Der Heiligsprechung geht ein kirchlicher Prozess voraus, der über mehrere Instanzen führt. Dabei muss nachgewiesen werden, dass durch die Fürsprache des oder der Betroffenen tatsächlich Wunder geschehen sind. Nicht notwendig ist das allerdings bei Menschen, die als Märtyrer, also wegen ihres Glaubens, gestorben sind. Diese können ohne Wunder heiliggesprochen werden. Vor einer Heiligsprechung steht die Seligsprechung, für die ebenfalls ein bestätigtes Wunder notwendig ist.

In der Kirche wurden anfangs die Heiligen ohne förmlichen Prozess anerkannt. Weil es dabei zu Übertreibungen und Parteilichkeiten kam, zog der Papst den Vorgang an sich. Der erste von einem Papst Heiliggesprochene war Bischof Ulrich von Augsburg im Jahr 993. Das Gesamtverzeichnis der Seligen und Heiligen der katholischen Weltkirche ("Martyrologium romanum") nennt rund 7.000 namentlich bekannte Selige und Heilige.

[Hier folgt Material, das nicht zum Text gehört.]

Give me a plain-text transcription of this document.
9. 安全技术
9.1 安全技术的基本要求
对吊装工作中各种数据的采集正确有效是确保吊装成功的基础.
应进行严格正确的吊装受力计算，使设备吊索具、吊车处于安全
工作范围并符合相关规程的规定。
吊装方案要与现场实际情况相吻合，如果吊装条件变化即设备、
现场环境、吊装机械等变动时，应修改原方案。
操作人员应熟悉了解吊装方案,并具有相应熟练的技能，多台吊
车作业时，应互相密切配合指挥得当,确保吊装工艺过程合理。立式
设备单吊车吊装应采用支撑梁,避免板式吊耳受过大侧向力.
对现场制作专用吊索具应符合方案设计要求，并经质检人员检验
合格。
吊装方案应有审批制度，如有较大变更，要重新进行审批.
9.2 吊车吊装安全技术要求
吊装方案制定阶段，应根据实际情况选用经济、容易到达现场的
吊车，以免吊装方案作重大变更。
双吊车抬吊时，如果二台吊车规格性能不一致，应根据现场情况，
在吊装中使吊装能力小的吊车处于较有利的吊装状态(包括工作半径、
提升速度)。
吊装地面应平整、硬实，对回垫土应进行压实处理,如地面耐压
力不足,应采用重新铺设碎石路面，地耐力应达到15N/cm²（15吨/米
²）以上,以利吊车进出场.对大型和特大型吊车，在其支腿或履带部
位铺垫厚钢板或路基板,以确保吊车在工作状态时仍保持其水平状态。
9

1881 wurde er als Angelo Giuseppe Roncalli geboren. Im Jahr 2000 wurde Johannes XXIII. seliggesprochen. Zu seinem 50. Todestag dieses Jahr würdigte ihn Papst Franziskus mit den Worten: "Der Petersplatz war damals zu einer Open-Air-Kirche geworden, Tag und Nacht kamen Gläubige aller Altersgruppen und sozialer Klassen hierhin, um für die Gesundheit des Papstes zu beten. Die ganze Welt hatte in Papst Johannes einen Hirten und einen Vater erkannt. Hirte, weil Vater".

Beim Zweiten Vatikanischen Konzil versammelten sich alle katholischen Bischöfe, um Beschlüsse zur Ausrichtung der katholischen Kirche zu treffen. Zukunftsweisende Punkte waren dabei unter anderem der verstärkte Dialog mit Andersgläubigen, die Reform des Gottesdienstes und der Sakramente sowie die Einführung der Volkssprache statt des Lateinischen als Liturgie-Sprache.